Huntsman, who most recently served as President Barack Obama's ambassador to China, has laid the foundation for this speech in recent weeks and sought to contrast himself with Mitt Romney, the former Massachusetts governor who outlined his foreign policy approach in a speech last week in South Carolina.
In his speech, Romney said the U.S. will need 100,000 new troops and said Obama's budget proposals were a threat to the country's security. Huntsman would scale back the Pentagon, a position that puts him at odds with the GOP field.
"We spend more on defense than the rest of the world combined. We still have remnants of a top-heavy, post-Cold War infrastructure," Huntsman said.
"Simply advocating more ships, more troops and more weapons is not a viable path forward. We need more agility, more intelligence and more economic engagement with the world," Huntsman said.
He also criticized his former boss.
"President Obama's policies have weakened America, and thus diminished America's presence on the global stage. We must correct our course," said Huntsman, who worked for three Republican administrations before accepting Obama's offer to represent the United States in Beijing.
And while Monday's speech focused on foreign policy, he was set to frame much of the through a here-at-home message. With unemployment stuck at 9.1 percent and the economy struggling, voters are paying closer attention to their pocketbooks than world atlases.
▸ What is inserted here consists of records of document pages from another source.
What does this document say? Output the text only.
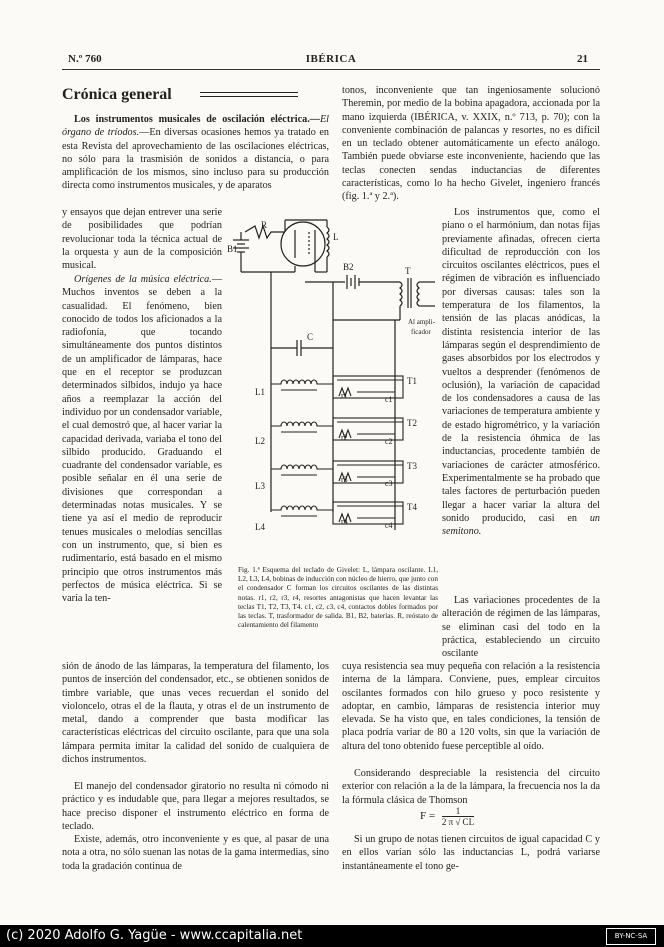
N.º 760	IBÉRICA	21
Crónica general

Los instrumentos musicales de oscilación eléctrica.—El órgano de tríodos.—En diversas ocasiones hemos ya tratado en esta Revista del aprovechamiento de las oscilaciones eléctricas, no sólo para la trasmisión de sonidos a distancia, o para amplificación de los mismos, sino incluso para su producción directa como instrumentos musicales, y de aparatos

y ensayos que dejan entrever una serie de posibilidades que podrían revolucionar toda la técnica actual de la orquesta y aun de la composición musical.

Orígenes de la música eléctrica.—Muchos inventos se deben a la casualidad. El fenómeno, bien conocido de todos los aficionados a la radiofonía, que tocando simultáneamente dos puntos distintos de un amplificador de lámparas, hace que en el receptor se produzcan determinados silbidos, indujo ya hace años a reemplazar la acción del individuo por un condensador variable, el cual demostró que, al hacer variar la capacidad derivada, variaba el tono del silbido producido. Graduando el cuadrante del condensador variable, es posible señalar en él una serie de divisiones que correspondan a determinadas notas musicales. Y se tiene ya así el medio de reproducir tenues musicales o melodías sencillas con un instrumento, que, si bien es rudimentario, está basado en el mismo principio que otros instrumentos más perfectos de música eléctrica. Si se varía la ten-

sión de ánodo de las lámparas, la temperatura del filamento, los puntos de inserción del condensador, etc., se obtienen sonidos de timbre variable, que unas veces recuerdan el sonido del violoncelo, otras el de la flauta, y otras el de un instrumento de metal, dando a comprender que basta modificar las características eléctricas del circuito oscilante, para que una sola lámpara permita imitar la calidad del sonido de cualquiera de dichos instrumentos.

El manejo del condensador giratorio no resulta ni cómodo ni práctico y es indudable que, para llegar a mejores resultados, se hace preciso disponer el instrumento eléctrico en forma de teclado.

Existe, además, otro inconveniente y es que, al pasar de una nota a otra, no sólo suenan las notas de la gama intermedias, sino toda la gradación continua de

tonos, inconveniente que tan ingeniosamente solucionó Theremin, por medio de la bobina apagadora, accionada por la mano izquierda (IBÉRICA, v. XXIX, n.º 713, p. 70); con la conveniente combinación de palancas y resortes, no es difícil en un teclado obtener automáticamente un efecto análogo. También puede obviarse este inconveniente, haciendo que las teclas conecten sendas inductancias de diferentes características, como lo ha hecho Givelet, ingeniero francés (fig. 1.ª y 2.ª).

Los instrumentos que, como el piano o el harmónium, dan notas fijas previamente afinadas, ofrecen cierta dificultad de reproducción con los circuitos oscilantes eléctricos, pues el régimen de vibración es influenciado por diversas causas: tales son la temperatura de los filamentos, la tensión de las placas anódicas, la distinta resistencia interior de las lámparas según el desprendimiento de gases absorbidos por los electrodos y vueltos a desprender (fenómenos de oclusión), la variación de capacidad de los condensadores a causa de las variaciones de temperatura ambiente y de estado higrométrico, y la variación de la resistencia óhmica de las inductancias, procedente también de variaciones de carácter atmosférico. Experimentalmente se ha probado que tales factores de perturbación pueden llegar a hacer variar la altura del sonido producido, casi en un semitono.

Las variaciones procedentes de la alteración de régimen de las lámparas, se eliminan casi del todo en la práctica, estableciendo un circuito oscilante

cuya resistencia sea muy pequeña con relación a la resistencia interna de la lámpara. Conviene, pues, emplear circuitos oscilantes formados con hilo grueso y poco resistente y adoptar, en cambio, lámparas de resistencia interior muy elevada. Se ha visto que, en tales condiciones, la tensión de placa podría variar de 80 a 120 volts, sin que la variación de altura del tono obtenido fuese perceptible al oído.

Considerando despreciable la resistencia del circuito exterior con relación a la de la lámpara, la frecuencia nos la da la fórmula clásica de Thomson

$F = \frac{1}{2 \pi √ CL}$

Si un grupo de notas tienen circuitos de igual capacidad C y en ellos varían sólo las inductancias L, podrá variarse instantáneamente el tono ge-

R
B1
L
B2	T
C
Al ampli-
ficador
L1
L2
L3
L4
T1
T2
T3
T4
r1
r2
r3
r4
c1
c2
c3
c4

Fig. 1.ª Esquema del teclado de Givelet: L, lámpara oscilante. L1, L2, L3, L4, bobinas de inducción con núcleo de hierro, que junto con el condensador C forman los circuitos oscilantes de las distintas notas. r1, r2, r3, r4, resortes antagonistas que hacen levantar las teclas T1, T2, T3, T4. c1, c2, c3, c4, contactos dobles formados por las teclas. T, trasformador de salida. B1, B2, baterías. R, reóstato de calentamiento del filamento

(c) 2020 Adolfo G. Yagüe - www.ccapitalia.net	BY-NC-SA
"Returning people to work, reducing our debt, restoring confidence in our future -- fixing America first -- that will be my most urgent priority," Huntsman said.
"Today, we need a foreign policy based on expansion -- the expansion of America's competitiveness and engagement in the world through partnerships and trade agreements."
Huntsman cited trade deals Obama sent to Congress that could boost U.S. exports by $10 billion and create much-needed jobs
As he has said before, Huntsman said he supports winding down U.S. forces in Afghanistan, where more than $1 trillion has already been spent. Huntsman suggested "a much smaller footprint" on the ground within the year, "leaving behind an adequate number of counterterrorist and intelligence functions."
While Huntsman's remarks called for a scaled-back U.S. involvement, he was certain to note one exception: Israel and its neighbors.
"I cannot live with a nuclear-armed Iran," he said. "If you want an example of when I would use American force, it would be that."